Generated 114 tokens in 18.208 s (6.261 tok/s)
The image features an orc with a humorous caption that reads, "I didn't choose da ork life, da ork life chose me." The orc
is depicted wearing glasses and holding a drink, adding to the comedic tone of the image. The use of the phrase "da ork life" instead of "the orc life" adds a playful touch, implying that the orc has been thrust into this lifestyle against its will. Overall, the image is a lighthearted and humorous take on the idea of being forced into a particular role or identity.
Prompt executed in 18.30 seconds
Running LLaMA 11B 4bit on P40
CUDA_VISIBLE_DEVICES=1 python main.py
And look at the result:
Generated 31 tokens in 61.683 s (0.503 tok/s)
На изображении написано: "Вы повстречали духа воды и получаете +5 к удаче до конца недели."
Prompt executed in 66.07 seconds
During testing, we discovered an interesting feature of LLaMA: the model did an excellent job of recognizing Russian text when the request to it was also in Russian. However, when asked in English, she did not recognize the Russian text, defining it as “an unknown foreign language.” And also, as you can see, the model incorrectly displays Russian text in ComfyUI, so the output was copied from the console where ComfyUI was launched.
But the most surprising result was the significant difference in performance between the NVIDIA Tesla P100 and P40 video cards. The P100 turned out to be 3.6-4.7 times faster than the P40, despite the similar number of CUDA cores and the fact that both cards were released around the same time. This was contrary to expectations, given that the P40 has more memory (24 GB versus 16 GB for the P100). However, the P100 used faster HBM2 memory, while the P40 was equipped with GDDR5. Although, from our understanding of the theory of machine learning, memory speed should not have such a strong effect during inference.

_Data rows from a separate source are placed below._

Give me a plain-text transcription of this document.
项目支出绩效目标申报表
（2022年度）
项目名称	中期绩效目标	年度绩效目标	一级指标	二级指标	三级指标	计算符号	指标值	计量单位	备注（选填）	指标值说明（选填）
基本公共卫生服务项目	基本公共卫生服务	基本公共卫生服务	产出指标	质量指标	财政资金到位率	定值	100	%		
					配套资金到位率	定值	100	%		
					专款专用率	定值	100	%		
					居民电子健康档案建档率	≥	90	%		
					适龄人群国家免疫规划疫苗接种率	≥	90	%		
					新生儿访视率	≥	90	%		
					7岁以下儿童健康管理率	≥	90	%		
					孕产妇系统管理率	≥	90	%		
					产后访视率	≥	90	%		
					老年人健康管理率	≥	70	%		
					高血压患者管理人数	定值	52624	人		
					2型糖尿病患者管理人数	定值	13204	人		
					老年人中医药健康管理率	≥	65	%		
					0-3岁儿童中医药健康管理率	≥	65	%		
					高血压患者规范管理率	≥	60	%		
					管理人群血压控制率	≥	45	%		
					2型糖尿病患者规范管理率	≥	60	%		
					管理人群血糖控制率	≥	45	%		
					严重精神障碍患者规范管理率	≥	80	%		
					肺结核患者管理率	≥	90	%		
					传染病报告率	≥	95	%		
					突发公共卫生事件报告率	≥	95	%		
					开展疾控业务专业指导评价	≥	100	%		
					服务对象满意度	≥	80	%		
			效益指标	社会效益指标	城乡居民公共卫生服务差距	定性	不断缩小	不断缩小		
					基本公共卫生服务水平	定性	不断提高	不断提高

From assumptions, one of the factors for such a difference in performance could be the different degree of support for half-precision operations (FP16) and the general architecture for processing floating point numbers. The P100 probably had a more efficient implementation of these operations, which turned out to be critical for working with neural networks.
Conclusion
Despite the fact that this was an unusual experience for us, everything turned out to be not so scary. Yes, there were some nuances, especially those left behind the scenes. The biggest draw was the attempts to launch ready-made solutions for inference – Mistral.rs, vLLM. And also the inexplicable difference in performance between the P100 and P40 remained a mystery, where for some reason the weaker video card in Pixtral turned out to be on par, and in LLaMa, it was several times faster. However, we will try to find answers to these and other questions in the following articles of the series.
And if you have any guesses as to why this could have happened, or any advice on inference of neural networks, or what tests on these or other video cards you would like to see, we are waiting for you in the comments.